Noriaki é o namorado da menina e, quando entra em cena, as coisas estão mais ou menos estabilizadas. Quem não está é ele, personagem do ciumento telefonema que Akiko recebe no começo do filme.

Os papéis, quase como em "Cópia Fiel" (porém mais discretamente), não permanecem fixos. O professor pode se converter em avô e conselheiro de ambos. Noriaki passa de amante inseguro a traído violento. Akiko, o centro de tudo, pode se mostrar amiga, devassa, ou transitar da farsa à sinceridade. Ela é muitas. Talvez como todos sejamos na vida.

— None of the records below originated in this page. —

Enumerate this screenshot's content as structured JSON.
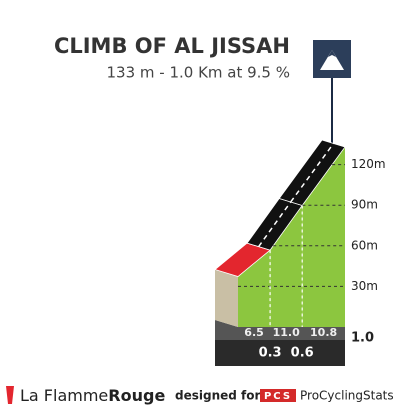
{
  "chart_data": {
    "type": "climb-profile",
    "title": "CLIMB OF AL JISSAH",
    "subtitle": "133 m - 1.0 Km at 9.5 %",
    "x": [
      0.3,
      0.6,
      1
    ],
    "values": [
      6.5,
      11,
      10.8
    ],
    "value_labels": [
      "6.5",
      "11.0",
      "10.8"
    ],
    "colors": [
      "#e3262e",
      "#111111",
      "#111111"
    ],
    "xlim": [
      0,
      1
    ],
    "xticks": [
      0.3,
      0.6,
      {
        "value": 1,
        "label": "1.0"
      }
    ],
    "ylim": [
      0,
      133
    ],
    "yticks": [
      {
        "value": 30,
        "label": "30m"
      },
      {
        "value": 60,
        "label": "60m"
      },
      {
        "value": 90,
        "label": "90m"
      },
      {
        "value": 120,
        "label": "120m"
      }
    ]
  },
  "footer": {
    "brand": "La Flamme",
    "brand_bold": "Rouge",
    "designed": "designed for",
    "logo": "PCS",
    "site": "ProCyclingStats"
  }
}
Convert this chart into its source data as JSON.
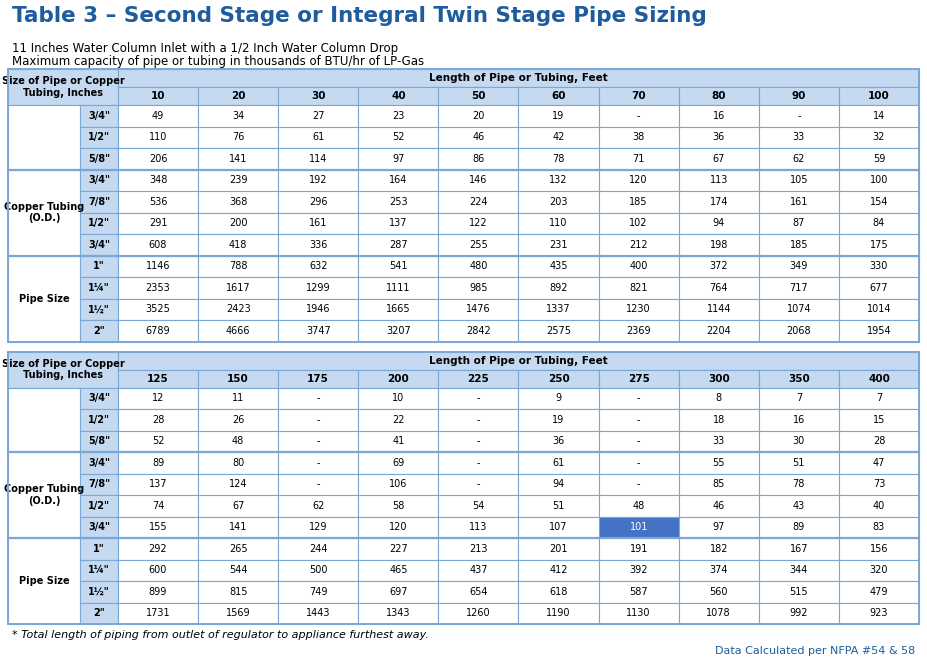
{
  "title": "Table 3 – Second Stage or Integral Twin Stage Pipe Sizing",
  "subtitle1": "11 Inches Water Column Inlet with a 1/2 Inch Water Column Drop",
  "subtitle2": "Maximum capacity of pipe or tubing in thousands of BTU/hr of LP-Gas",
  "footnote": "* Total length of piping from outlet of regulator to appliance furthest away.",
  "data_credit": "Data Calculated per NFPA #54 & 58",
  "title_color": "#1F5C9E",
  "subtitle_color": "#000000",
  "header_bg": "#C5D9F1",
  "border_color": "#7BA7D4",
  "text_color": "#000000",
  "table1": {
    "col_headers": [
      "10",
      "20",
      "30",
      "40",
      "50",
      "60",
      "70",
      "80",
      "90",
      "100"
    ],
    "row_labels": [
      [
        "",
        "3/4\""
      ],
      [
        "",
        "1/2\""
      ],
      [
        "",
        "5/8\""
      ],
      [
        "Copper Tubing",
        "3/4\""
      ],
      [
        "(O.D.)",
        "7/8\""
      ],
      [
        "",
        "1/2\""
      ],
      [
        "",
        "3/4\""
      ],
      [
        "Pipe Size",
        "1\""
      ],
      [
        "",
        "1¼\""
      ],
      [
        "",
        "1½\""
      ],
      [
        "",
        "2\""
      ]
    ],
    "data": [
      [
        "49",
        "34",
        "27",
        "23",
        "20",
        "19",
        "-",
        "16",
        "-",
        "14"
      ],
      [
        "110",
        "76",
        "61",
        "52",
        "46",
        "42",
        "38",
        "36",
        "33",
        "32"
      ],
      [
        "206",
        "141",
        "114",
        "97",
        "86",
        "78",
        "71",
        "67",
        "62",
        "59"
      ],
      [
        "348",
        "239",
        "192",
        "164",
        "146",
        "132",
        "120",
        "113",
        "105",
        "100"
      ],
      [
        "536",
        "368",
        "296",
        "253",
        "224",
        "203",
        "185",
        "174",
        "161",
        "154"
      ],
      [
        "291",
        "200",
        "161",
        "137",
        "122",
        "110",
        "102",
        "94",
        "87",
        "84"
      ],
      [
        "608",
        "418",
        "336",
        "287",
        "255",
        "231",
        "212",
        "198",
        "185",
        "175"
      ],
      [
        "1146",
        "788",
        "632",
        "541",
        "480",
        "435",
        "400",
        "372",
        "349",
        "330"
      ],
      [
        "2353",
        "1617",
        "1299",
        "1111",
        "985",
        "892",
        "821",
        "764",
        "717",
        "677"
      ],
      [
        "3525",
        "2423",
        "1946",
        "1665",
        "1476",
        "1337",
        "1230",
        "1144",
        "1074",
        "1014"
      ],
      [
        "6789",
        "4666",
        "3747",
        "3207",
        "2842",
        "2575",
        "2369",
        "2204",
        "2068",
        "1954"
      ]
    ],
    "highlight_cells": []
  },
  "table2": {
    "col_headers": [
      "125",
      "150",
      "175",
      "200",
      "225",
      "250",
      "275",
      "300",
      "350",
      "400"
    ],
    "row_labels": [
      [
        "",
        "3/4\""
      ],
      [
        "",
        "1/2\""
      ],
      [
        "",
        "5/8\""
      ],
      [
        "Copper Tubing",
        "3/4\""
      ],
      [
        "(O.D.)",
        "7/8\""
      ],
      [
        "",
        "1/2\""
      ],
      [
        "",
        "3/4\""
      ],
      [
        "Pipe Size",
        "1\""
      ],
      [
        "",
        "1¼\""
      ],
      [
        "",
        "1½\""
      ],
      [
        "",
        "2\""
      ]
    ],
    "data": [
      [
        "12",
        "11",
        "-",
        "10",
        "-",
        "9",
        "-",
        "8",
        "7",
        "7"
      ],
      [
        "28",
        "26",
        "-",
        "22",
        "-",
        "19",
        "-",
        "18",
        "16",
        "15"
      ],
      [
        "52",
        "48",
        "-",
        "41",
        "-",
        "36",
        "-",
        "33",
        "30",
        "28"
      ],
      [
        "89",
        "80",
        "-",
        "69",
        "-",
        "61",
        "-",
        "55",
        "51",
        "47"
      ],
      [
        "137",
        "124",
        "-",
        "106",
        "-",
        "94",
        "-",
        "85",
        "78",
        "73"
      ],
      [
        "74",
        "67",
        "62",
        "58",
        "54",
        "51",
        "48",
        "46",
        "43",
        "40"
      ],
      [
        "155",
        "141",
        "129",
        "120",
        "113",
        "107",
        "101",
        "97",
        "89",
        "83"
      ],
      [
        "292",
        "265",
        "244",
        "227",
        "213",
        "201",
        "191",
        "182",
        "167",
        "156"
      ],
      [
        "600",
        "544",
        "500",
        "465",
        "437",
        "412",
        "392",
        "374",
        "344",
        "320"
      ],
      [
        "899",
        "815",
        "749",
        "697",
        "654",
        "618",
        "587",
        "560",
        "515",
        "479"
      ],
      [
        "1731",
        "1569",
        "1443",
        "1343",
        "1260",
        "1190",
        "1130",
        "1078",
        "992",
        "923"
      ]
    ],
    "highlight_cells": [
      [
        6,
        6
      ]
    ]
  }
}
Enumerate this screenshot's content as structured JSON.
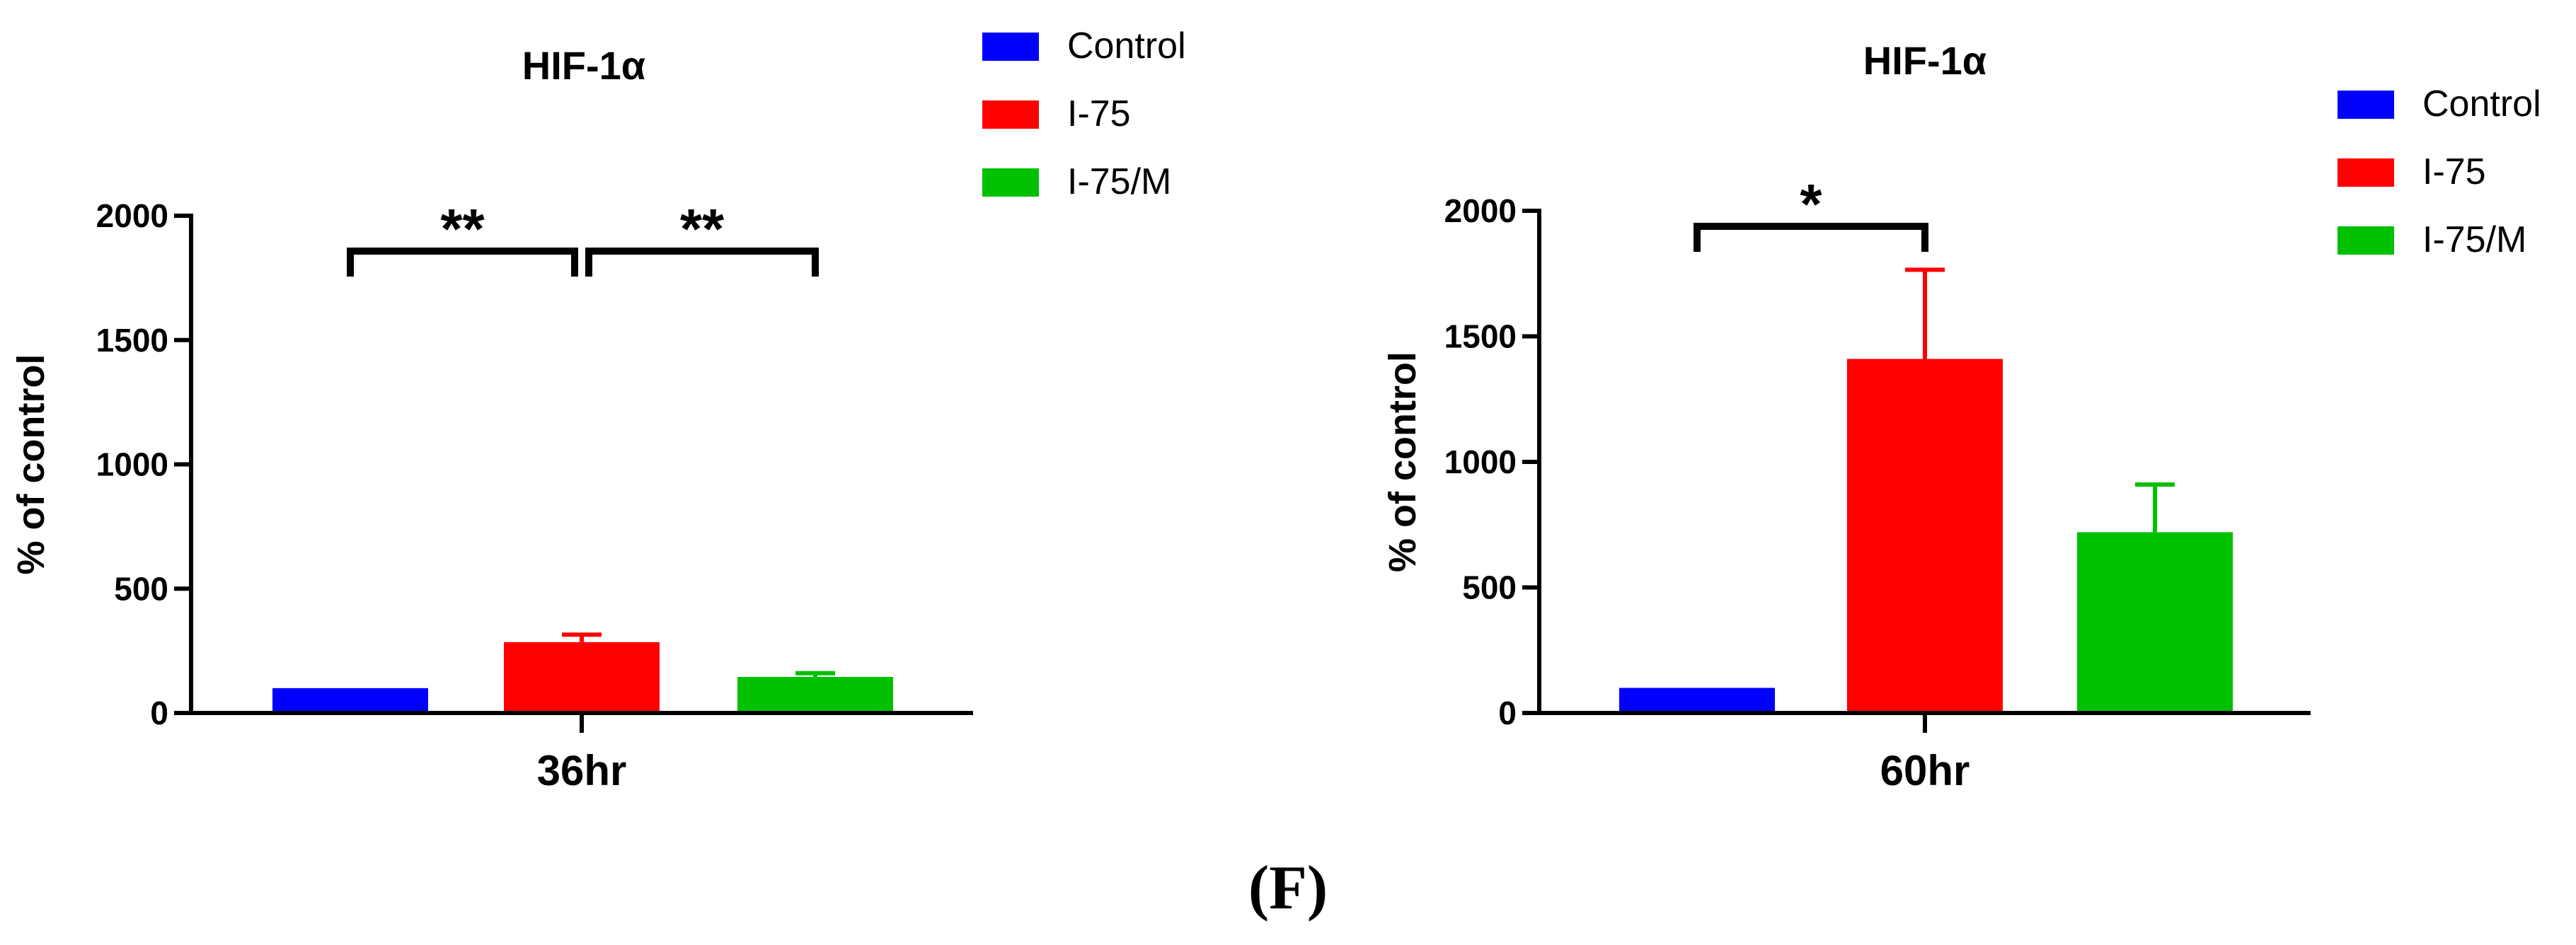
{
  "colors": {
    "Control": "#0000ff",
    "I-75": "#ff0000",
    "I-75/M": "#00c000"
  },
  "panel_label": "(F)",
  "chart_data": [
    {
      "type": "bar",
      "title": "HIF-1α",
      "ylabel": "% of control",
      "xlabel": "36hr",
      "categories": [
        "Control",
        "I-75",
        "I-75/M"
      ],
      "values": [
        100,
        285,
        145
      ],
      "errors": [
        0,
        30,
        15
      ],
      "ylim": [
        0,
        2000
      ],
      "yticks": [
        0,
        500,
        1000,
        1500,
        2000
      ],
      "legend": {
        "placement": "top-right",
        "entries": [
          "Control",
          "I-75",
          "I-75/M"
        ]
      },
      "significance": [
        {
          "from": 0,
          "to": 1,
          "label": "**"
        },
        {
          "from": 1,
          "to": 2,
          "label": "**"
        }
      ]
    },
    {
      "type": "bar",
      "title": "HIF-1α",
      "ylabel": "% of control",
      "xlabel": "60hr",
      "categories": [
        "Control",
        "I-75",
        "I-75/M"
      ],
      "values": [
        100,
        1410,
        720
      ],
      "errors": [
        0,
        355,
        190
      ],
      "ylim": [
        0,
        2000
      ],
      "yticks": [
        0,
        500,
        1000,
        1500,
        2000
      ],
      "legend": {
        "placement": "top-right",
        "entries": [
          "Control",
          "I-75",
          "I-75/M"
        ]
      },
      "significance": [
        {
          "from": 0,
          "to": 1,
          "label": "*"
        }
      ]
    }
  ]
}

Ninguém estranhará que Kiarostami, ao fazer o filme, não tenha dado o roteiro todo aos seus atores. Dava-lhes apenas as cenas do dia. Queria, por certo, que eles levassem para o "set" essa espécie de pureza diante das coisas, de surpresa diante de seus próprios gestos e palavras.

"Um Alguém Apaixonado" confirma, penso, Kiarostami como o cineasta que melhor responde, hoje, no mundo, às questões contemporâneas.

Não é só por seu pensamento original sobre a narrativa e pela maneira como faz do espectador um coautor de seus filmes que isso acontece.

E sim, sobretudo, pela maneira de olhar as pessoas -fragmentadas, parciais, deslocadas, quase exiladas de si mesmas- e inseri-las em um mundo conturbado o bastante para nunca acolhê-las de todo.